For every possible bid, we calculate the expected loss associated with that bid. We then vary the risk parameter to see how it affects our loss:

```
figsize(12.5, 7)
#numpy friendly showdown_loss
def showdown_loss(guess, true_price, risk = 80000):
loss = np.zeros_like(true_price)
ix = true_price < guess
loss[~ix] = np.abs(guess - true_price[~ix])
loss[ix] = risk
return loss
# x-axis labeling
guesses = np.linspace(5000, 40000, 70)
# y-axis labeling, risk band
risks = np.linspace(20000, 90000, 6)
expected_loss = lambda guess, risk: \
showdown_loss(guess, true_price_trace, risk).mean()
# Loop through each risk parameter, calculate the expected
# loss, plot
for _p in risks:
results = [expected_loss(_g, _p) for _g in guesses]
plt.plot(guesses, results, label = "%d"%_p)
plt.title("Expected loss of different guesses, \nvarious risk-levels of \
overestimating")
plt.legend(loc="upper left", title="Risk parameter")
plt.xlabel("price bid")
plt.ylabel("expected loss")
plt.xlim(5000, 30000);
```

### 6) Minimize our expected loss, calculate our bid across various risk levels

Here we can visually see approximations for where the minimum expected loss is relative to each risk parameter (line). However, we can get more precise by plugging this into an optimization function and minimizing our expected loss subject to our risk.
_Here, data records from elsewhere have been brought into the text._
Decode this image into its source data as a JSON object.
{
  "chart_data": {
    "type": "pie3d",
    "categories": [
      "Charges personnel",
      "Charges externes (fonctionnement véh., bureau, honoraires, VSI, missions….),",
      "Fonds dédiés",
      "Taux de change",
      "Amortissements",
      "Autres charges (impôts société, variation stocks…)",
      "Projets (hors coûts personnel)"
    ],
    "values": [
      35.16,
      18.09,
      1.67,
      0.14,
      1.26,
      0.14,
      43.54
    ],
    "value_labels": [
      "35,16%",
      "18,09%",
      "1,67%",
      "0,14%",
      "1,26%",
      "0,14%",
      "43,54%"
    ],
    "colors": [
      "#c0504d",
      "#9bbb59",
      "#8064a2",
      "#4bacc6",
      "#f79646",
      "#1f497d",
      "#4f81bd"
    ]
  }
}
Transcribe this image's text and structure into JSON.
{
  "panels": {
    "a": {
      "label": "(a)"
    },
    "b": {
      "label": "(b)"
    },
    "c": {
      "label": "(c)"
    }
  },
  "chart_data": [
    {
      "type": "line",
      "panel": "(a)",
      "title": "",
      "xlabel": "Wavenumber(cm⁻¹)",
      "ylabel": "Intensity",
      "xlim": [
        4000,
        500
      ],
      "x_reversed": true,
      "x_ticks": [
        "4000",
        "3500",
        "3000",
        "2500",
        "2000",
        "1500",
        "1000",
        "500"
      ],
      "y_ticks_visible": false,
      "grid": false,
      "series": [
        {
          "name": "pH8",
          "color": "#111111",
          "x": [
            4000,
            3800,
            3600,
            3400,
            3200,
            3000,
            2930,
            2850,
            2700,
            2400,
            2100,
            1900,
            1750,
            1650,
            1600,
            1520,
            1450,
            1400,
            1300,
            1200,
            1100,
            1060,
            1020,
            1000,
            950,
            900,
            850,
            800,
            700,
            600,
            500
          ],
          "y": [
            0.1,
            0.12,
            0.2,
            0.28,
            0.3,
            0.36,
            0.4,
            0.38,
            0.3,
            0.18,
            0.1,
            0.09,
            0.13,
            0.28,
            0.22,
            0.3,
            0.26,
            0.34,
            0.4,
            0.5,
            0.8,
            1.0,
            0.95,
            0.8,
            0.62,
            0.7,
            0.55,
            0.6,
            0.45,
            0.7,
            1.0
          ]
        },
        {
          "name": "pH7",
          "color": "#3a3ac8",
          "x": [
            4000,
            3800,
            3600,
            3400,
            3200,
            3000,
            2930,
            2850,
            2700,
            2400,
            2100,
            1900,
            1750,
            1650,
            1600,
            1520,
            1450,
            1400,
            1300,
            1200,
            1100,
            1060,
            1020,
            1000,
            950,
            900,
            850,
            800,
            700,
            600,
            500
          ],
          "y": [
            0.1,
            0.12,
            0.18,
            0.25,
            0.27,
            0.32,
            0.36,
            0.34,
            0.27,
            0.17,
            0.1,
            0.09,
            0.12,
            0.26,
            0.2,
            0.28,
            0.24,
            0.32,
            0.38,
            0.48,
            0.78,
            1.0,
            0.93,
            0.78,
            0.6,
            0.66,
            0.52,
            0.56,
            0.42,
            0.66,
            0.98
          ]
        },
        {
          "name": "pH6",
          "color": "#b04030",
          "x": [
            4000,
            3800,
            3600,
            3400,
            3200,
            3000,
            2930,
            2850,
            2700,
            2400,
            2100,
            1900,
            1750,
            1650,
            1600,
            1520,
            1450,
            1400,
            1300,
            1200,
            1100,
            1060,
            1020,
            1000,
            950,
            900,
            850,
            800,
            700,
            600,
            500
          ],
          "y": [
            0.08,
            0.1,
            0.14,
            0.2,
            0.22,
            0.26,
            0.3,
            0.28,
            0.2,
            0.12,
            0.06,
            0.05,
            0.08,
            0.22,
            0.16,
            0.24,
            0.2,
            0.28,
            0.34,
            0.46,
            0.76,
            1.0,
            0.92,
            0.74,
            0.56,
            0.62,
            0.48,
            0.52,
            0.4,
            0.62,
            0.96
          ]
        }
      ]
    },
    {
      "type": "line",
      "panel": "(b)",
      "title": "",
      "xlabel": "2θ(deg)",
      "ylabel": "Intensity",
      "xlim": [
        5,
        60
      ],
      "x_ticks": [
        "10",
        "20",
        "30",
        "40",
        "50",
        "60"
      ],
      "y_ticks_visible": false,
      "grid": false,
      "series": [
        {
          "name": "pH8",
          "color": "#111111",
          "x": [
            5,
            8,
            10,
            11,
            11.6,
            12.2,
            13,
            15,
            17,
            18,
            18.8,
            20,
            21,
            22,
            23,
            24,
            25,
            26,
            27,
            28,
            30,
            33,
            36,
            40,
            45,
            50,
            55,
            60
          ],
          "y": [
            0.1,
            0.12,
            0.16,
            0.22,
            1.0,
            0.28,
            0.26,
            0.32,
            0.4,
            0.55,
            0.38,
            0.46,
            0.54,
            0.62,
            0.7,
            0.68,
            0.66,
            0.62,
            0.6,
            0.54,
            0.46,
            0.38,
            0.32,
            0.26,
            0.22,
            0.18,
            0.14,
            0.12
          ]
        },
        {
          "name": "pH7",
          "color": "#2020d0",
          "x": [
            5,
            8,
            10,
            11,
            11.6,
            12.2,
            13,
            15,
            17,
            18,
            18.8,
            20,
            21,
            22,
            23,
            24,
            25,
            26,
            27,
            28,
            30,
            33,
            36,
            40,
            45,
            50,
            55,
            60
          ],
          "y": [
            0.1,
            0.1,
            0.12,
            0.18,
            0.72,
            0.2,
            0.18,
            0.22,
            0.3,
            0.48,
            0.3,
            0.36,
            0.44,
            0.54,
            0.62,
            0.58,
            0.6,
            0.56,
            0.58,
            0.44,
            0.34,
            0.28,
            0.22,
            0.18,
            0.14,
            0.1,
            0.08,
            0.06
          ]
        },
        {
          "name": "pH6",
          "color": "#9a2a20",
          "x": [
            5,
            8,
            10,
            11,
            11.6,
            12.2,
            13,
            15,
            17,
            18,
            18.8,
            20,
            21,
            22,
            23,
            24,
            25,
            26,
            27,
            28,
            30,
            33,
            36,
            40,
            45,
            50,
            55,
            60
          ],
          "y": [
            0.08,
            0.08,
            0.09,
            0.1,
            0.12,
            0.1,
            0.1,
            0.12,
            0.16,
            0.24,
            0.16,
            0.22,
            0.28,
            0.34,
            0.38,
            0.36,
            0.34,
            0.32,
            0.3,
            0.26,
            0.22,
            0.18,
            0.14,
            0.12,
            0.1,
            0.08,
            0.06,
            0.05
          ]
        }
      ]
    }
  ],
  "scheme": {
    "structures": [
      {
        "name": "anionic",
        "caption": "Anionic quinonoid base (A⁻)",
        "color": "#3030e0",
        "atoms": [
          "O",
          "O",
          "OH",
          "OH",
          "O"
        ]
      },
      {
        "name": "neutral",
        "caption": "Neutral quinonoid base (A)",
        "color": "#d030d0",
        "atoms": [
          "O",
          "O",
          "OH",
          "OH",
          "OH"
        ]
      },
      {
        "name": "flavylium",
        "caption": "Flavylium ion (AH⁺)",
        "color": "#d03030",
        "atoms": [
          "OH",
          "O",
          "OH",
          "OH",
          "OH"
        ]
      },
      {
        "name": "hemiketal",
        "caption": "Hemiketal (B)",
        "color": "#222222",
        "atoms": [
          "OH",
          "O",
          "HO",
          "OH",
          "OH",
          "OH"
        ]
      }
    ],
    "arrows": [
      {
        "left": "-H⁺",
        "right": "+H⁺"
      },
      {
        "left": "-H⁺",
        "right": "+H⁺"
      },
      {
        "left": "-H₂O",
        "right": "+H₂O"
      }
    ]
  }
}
The function in 'fmin in scipy.optimize' module uses an intelligent search to find a minimum (not necessarily a global minimum) of any uni or multivariate function. For most purposes, 'fmin' will provide you with a good answer. Note there are several ways to pull the rough minimum out of this function, this is just a quick approach:

```
import scipy.optimize as sop
ax = plt.subplot(111)
for _p in risks:
_color = next(ax._get_lines.prop_cycler)
# https://docs.scipy.org/doc/scipy/reference/generated/scipy.optimize.fmin.html
# 10k is our x0, starting point
_min_results = sop.fmin(expected_loss, 10000, args=(_p,),disp = False)
_results = [expected_loss(_g, _p) for _g in guesses]
plt.plot(guesses, _results , color = _color['color'])
plt.scatter(_min_results, 0, s = 60, \
color= _color['color'], label = "%d"%_p)
plt.vlines(_min_results, 0, 120000, color = _color['color'], linestyles="--")
print("minimum at risk %d: %.2f" % (_p, _min_results))
plt.title("Expected loss & Bayes actions of different guesses, \n \
various risk-levels of overestimating")
plt.legend(loc="upper left", scatterpoints = 1, title = "Bayes action at risk:")
plt.xlabel("price guess")
plt.ylabel("expected loss")
plt.xlim(6000, 30000)
plt.ylim(0, 100000);
```

```
minimum at risk 20000: 15507.21
minimum at risk 34000: 14336.10
minimum at risk 48000: 13817.60
minimum at risk 62000: 13353.86
minimum at risk 76000: 12932.99
minimum at risk 90000: 12930.03
```

As expected, when we decrease the risk threshold, our optimal bid increases. Additionally, we can see that the overall bid is shifted lower (compared to the posterier mean above) when accounting for risk, which is in line with a realistic strategy one would undertake in this game. In other words, we'd expect someone with a level of risk aversion to slightly undercut their normal price estimate to avoid overbidding. So depending on our personal risk level, we can now select our best estimate for the showcase!